Brightline targets inter-city opportunities
2017-03-13 17:15:00The company announced on March 8 that Dave Howard, ‘a veteran executive from the sports and entertainment industry’, was joining the leadership team as Chief Executive Officer for the Brightline project, while Patrick Goddard had been promoted to Chief Operating Officer. Former CEO Michael Reininger is moving to parent company Florida East Coast Industries as Executive Director with a remit to ‘lead new development and growth opportunities’.
With the first of five Siemens-built trainsets already test running from the operator’s new servicing facility at West Palm Beach and a second dispatched from its Sacramento birthplace at the end of February, Brightline is gearing up to launch passenger services between Miami, Fort Lauderdale and West Palm Beach in mid-year. Meanwhile, the related property development projects are taking shape around the three stations.

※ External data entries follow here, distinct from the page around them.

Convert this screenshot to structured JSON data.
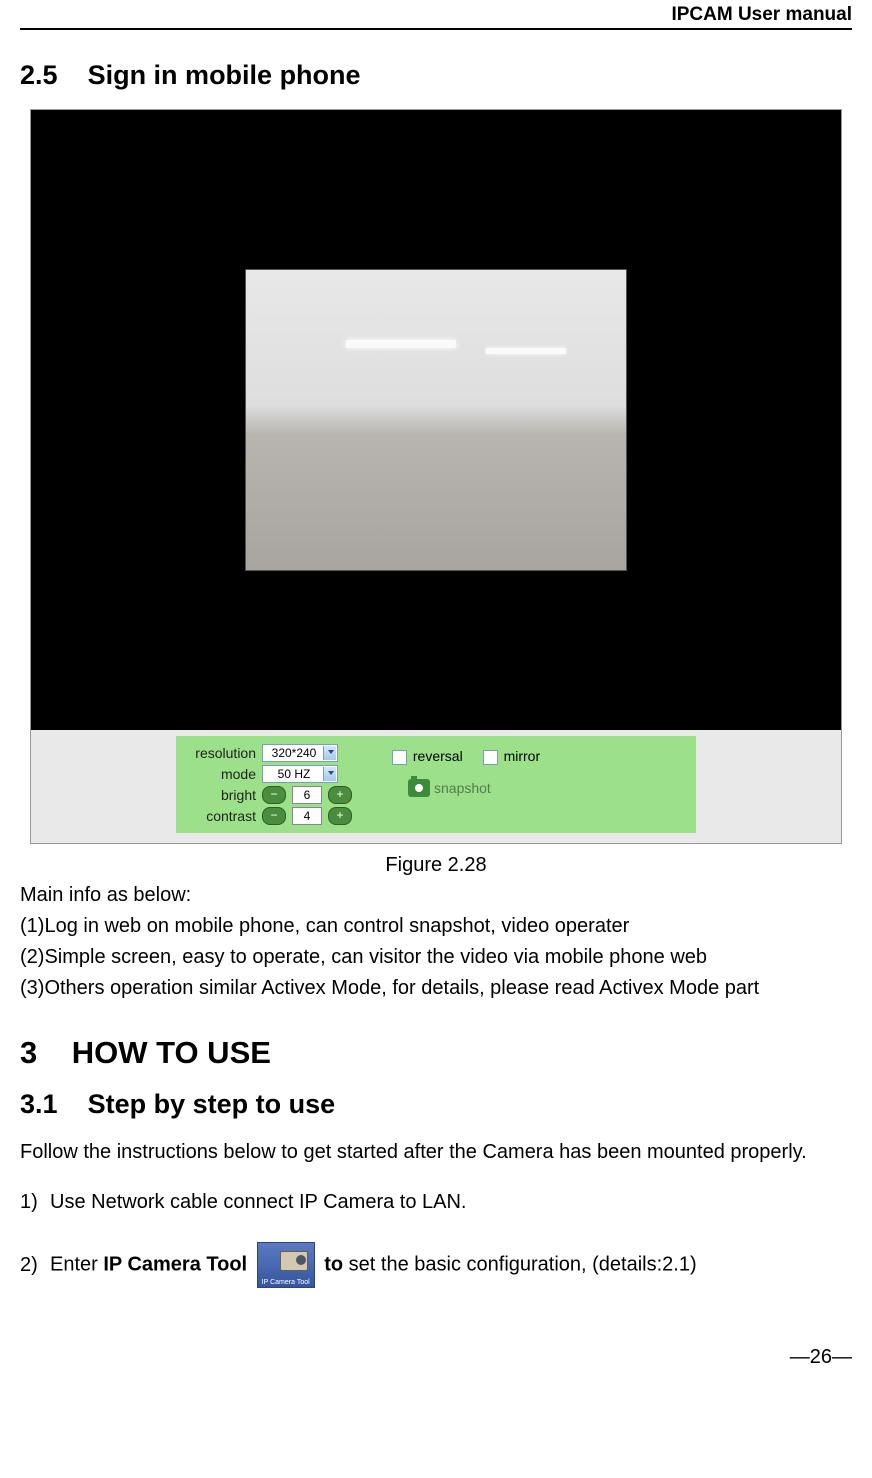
{
  "header": {
    "title": "IPCAM User manual"
  },
  "section_2_5": {
    "number": "2.5",
    "title": "Sign in mobile phone"
  },
  "figure": {
    "caption": "Figure 2.28",
    "controls": {
      "resolution_label": "resolution",
      "resolution_value": "320*240",
      "mode_label": "mode",
      "mode_value": "50 HZ",
      "bright_label": "bright",
      "bright_value": "6",
      "contrast_label": "contrast",
      "contrast_value": "4",
      "reversal_label": "reversal",
      "mirror_label": "mirror",
      "snapshot_label": "snapshot"
    }
  },
  "main_info": {
    "intro": "Main info as below:",
    "item1": "(1)Log in web on mobile phone, can control snapshot, video operater",
    "item2": "(2)Simple screen, easy to operate, can visitor the video via mobile phone web",
    "item3": "(3)Others operation similar Activex Mode, for details, please read Activex Mode part"
  },
  "chapter_3": {
    "number": "3",
    "title": "HOW TO USE"
  },
  "section_3_1": {
    "number": "3.1",
    "title": "Step by step to use",
    "intro": "Follow the instructions below to get started after the Camera has been mounted properly."
  },
  "steps": {
    "s1_num": "1)",
    "s1_text": "Use Network cable connect IP Camera to LAN.",
    "s2_num": "2)",
    "s2_prefix": "Enter ",
    "s2_tool_bold": "IP Camera Tool ",
    "s2_icon_label": "IP Camera Tool",
    "s2_to_bold": " to ",
    "s2_suffix": "set the basic configuration, (details:2.1)"
  },
  "page_number": "—26—"
}
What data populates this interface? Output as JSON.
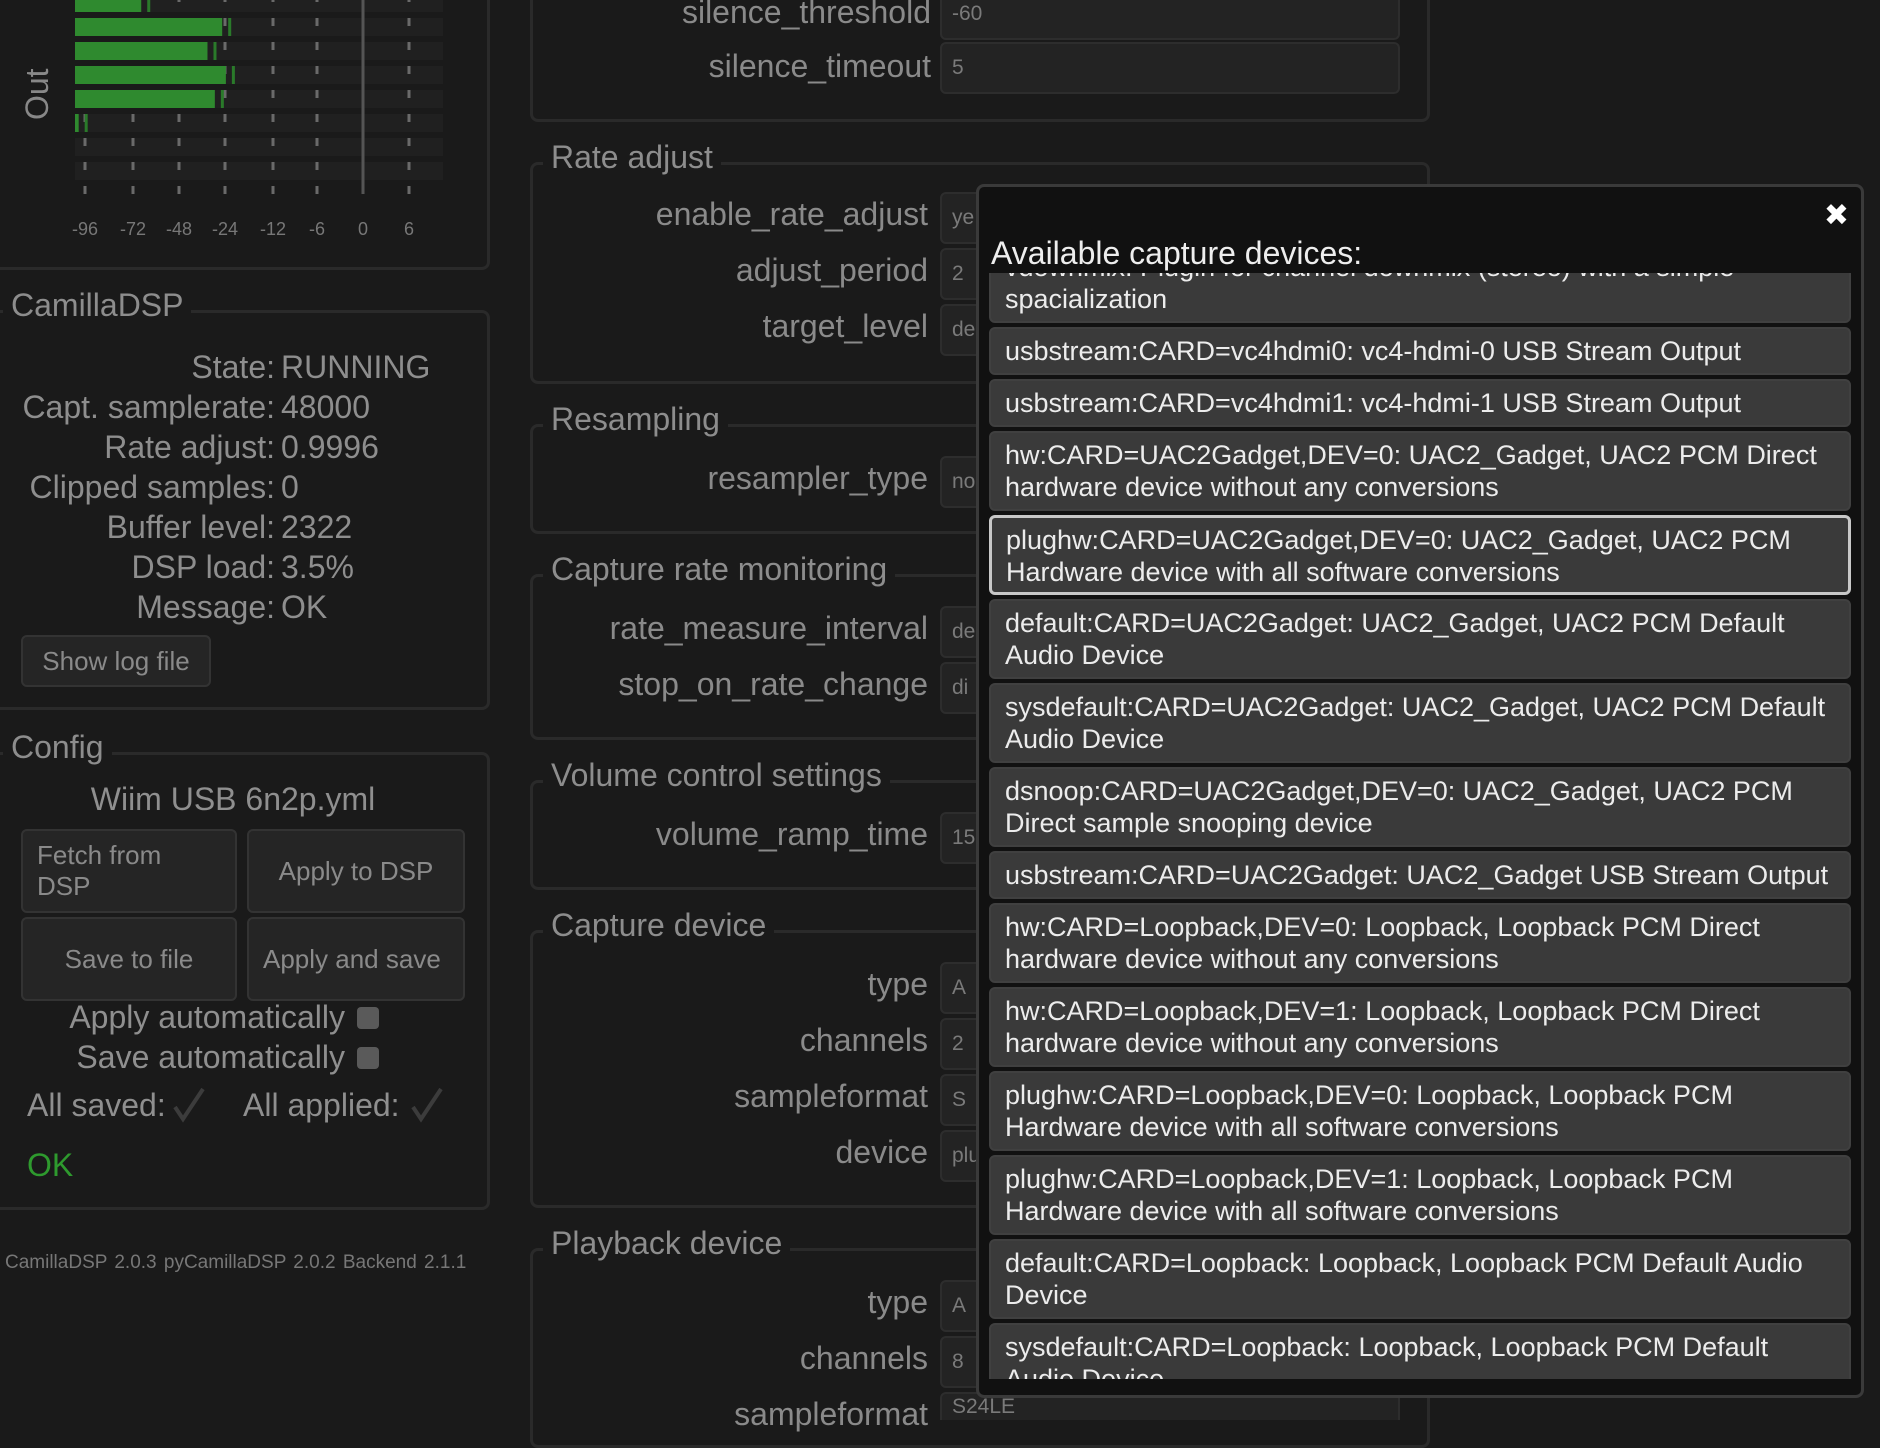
{
  "meter": {
    "label": "Out",
    "ticks": [
      "-96",
      "-72",
      "-48",
      "-24",
      "-12",
      "-6",
      "0",
      "6"
    ],
    "bar_levels": [
      0.18,
      0.4,
      0.36,
      0.41,
      0.38,
      0.01
    ],
    "bar_color": "#2f8a2f"
  },
  "camilladsp": {
    "title": "CamillaDSP",
    "rows": [
      {
        "k": "State:",
        "v": "RUNNING"
      },
      {
        "k": "Capt. samplerate:",
        "v": "48000"
      },
      {
        "k": "Rate adjust:",
        "v": "0.9996"
      },
      {
        "k": "Clipped samples:",
        "v": "0"
      },
      {
        "k": "Buffer level:",
        "v": "2322"
      },
      {
        "k": "DSP load:",
        "v": "3.5%"
      },
      {
        "k": "Message:",
        "v": "OK"
      }
    ],
    "show_log": "Show log file"
  },
  "config": {
    "title": "Config",
    "filename": "Wiim USB 6n2p.yml",
    "fetch": "Fetch from DSP",
    "apply": "Apply to DSP",
    "save": "Save to file",
    "apply_save": "Apply and save",
    "apply_auto": "Apply automatically",
    "save_auto": "Save automatically",
    "all_saved": "All saved:",
    "all_applied": "All applied:",
    "status": "OK",
    "status_color": "#2e9a2e"
  },
  "footer": "CamillaDSP 2.0.3   pyCamillaDSP 2.0.2   Backend 2.1.1",
  "middle": {
    "silence": {
      "silence_threshold": "silence_threshold",
      "silence_threshold_val": "-60",
      "silence_timeout": "silence_timeout",
      "silence_timeout_val": "5"
    },
    "rate_adjust": {
      "title": "Rate adjust",
      "enable": "enable_rate_adjust",
      "enable_val": "ye",
      "period": "adjust_period",
      "period_val": "2",
      "target": "target_level",
      "target_val": "de"
    },
    "resampling": {
      "title": "Resampling",
      "type": "resampler_type",
      "type_val": "no"
    },
    "capture_rate": {
      "title": "Capture rate monitoring",
      "interval": "rate_measure_interval",
      "interval_val": "de",
      "stop": "stop_on_rate_change",
      "stop_val": "di"
    },
    "volume": {
      "title": "Volume control settings",
      "ramp": "volume_ramp_time",
      "ramp_val": "15"
    },
    "capture": {
      "title": "Capture device",
      "type": "type",
      "type_val": "A",
      "channels": "channels",
      "channels_val": "2",
      "format": "sampleformat",
      "format_val": "S",
      "device": "device",
      "device_val": "plu"
    },
    "playback": {
      "title": "Playback device",
      "type": "type",
      "type_val": "A",
      "channels": "channels",
      "channels_val": "8",
      "format": "sampleformat",
      "format_val": "S24LE"
    }
  },
  "modal": {
    "title": "Available capture devices:",
    "close": "✖",
    "devices": [
      {
        "text": "vdownmix: Plugin for channel downmix (stereo) with a simple spacialization",
        "lines": 2
      },
      {
        "text": "usbstream:CARD=vc4hdmi0: vc4-hdmi-0 USB Stream Output",
        "lines": 1
      },
      {
        "text": "usbstream:CARD=vc4hdmi1: vc4-hdmi-1 USB Stream Output",
        "lines": 1
      },
      {
        "text": "hw:CARD=UAC2Gadget,DEV=0: UAC2_Gadget, UAC2 PCM Direct hardware device without any conversions",
        "lines": 2
      },
      {
        "text": "plughw:CARD=UAC2Gadget,DEV=0: UAC2_Gadget, UAC2 PCM Hardware device with all software conversions",
        "lines": 2,
        "selected": true
      },
      {
        "text": "default:CARD=UAC2Gadget: UAC2_Gadget, UAC2 PCM Default Audio Device",
        "lines": 2
      },
      {
        "text": "sysdefault:CARD=UAC2Gadget: UAC2_Gadget, UAC2 PCM Default Audio Device",
        "lines": 2
      },
      {
        "text": "dsnoop:CARD=UAC2Gadget,DEV=0: UAC2_Gadget, UAC2 PCM Direct sample snooping device",
        "lines": 2
      },
      {
        "text": "usbstream:CARD=UAC2Gadget: UAC2_Gadget USB Stream Output",
        "lines": 1
      },
      {
        "text": "hw:CARD=Loopback,DEV=0: Loopback, Loopback PCM Direct hardware device without any conversions",
        "lines": 2
      },
      {
        "text": "hw:CARD=Loopback,DEV=1: Loopback, Loopback PCM Direct hardware device without any conversions",
        "lines": 2
      },
      {
        "text": "plughw:CARD=Loopback,DEV=0: Loopback, Loopback PCM Hardware device with all software conversions",
        "lines": 2
      },
      {
        "text": "plughw:CARD=Loopback,DEV=1: Loopback, Loopback PCM Hardware device with all software conversions",
        "lines": 2
      },
      {
        "text": "default:CARD=Loopback: Loopback, Loopback PCM Default Audio Device",
        "lines": 2
      },
      {
        "text": "sysdefault:CARD=Loopback: Loopback, Loopback PCM Default Audio Device",
        "lines": 2
      }
    ]
  }
}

Speaking exclusively to Railway Gazette, Howard said Brightline was ‘a private passenger railroad express that solves a significant issue’, adding that ‘I see this extraordinary plan coming to reality.’ Emphasising that ‘this needs to be operated with a hospitality mindset’, Howard said he was able to bring a range of experience from the sports and entertainment sector.
Explaining that it was ‘great to bring in an executive to run the day-to-day business’, Reininger confirmed that he was now focusing on the second phase of the Brightline project. ‘Station construction in Orlando is proceeding very well’, he reported, adding that the authorisation process for the new route from there to meet the FEC main line at Cocoa was in its final stages. ‘Once we get started on right-of-way construction, the Orlando line will be done in 2½ years.’
FECI was already looking at extend the Brightline service north from Cocoa to Jacksonville and west from Orlando to Tampa. But Reininger said ‘we’re going to look beyond’, to find other potential inter-city corridors in which to replicate the rail-plus-property model. ‘Florida is not the only area where there are overcrowded roads and interstates’, he pointed out. ‘We are fulfilling our vision here in Florida, but we are not exclusively bound by the state borders. We have a belief that major cities that are 500 to 600 km apart set themselves up as prime candidates for express passenger rail, and can be made to work. We want to apply that throughout the USA.’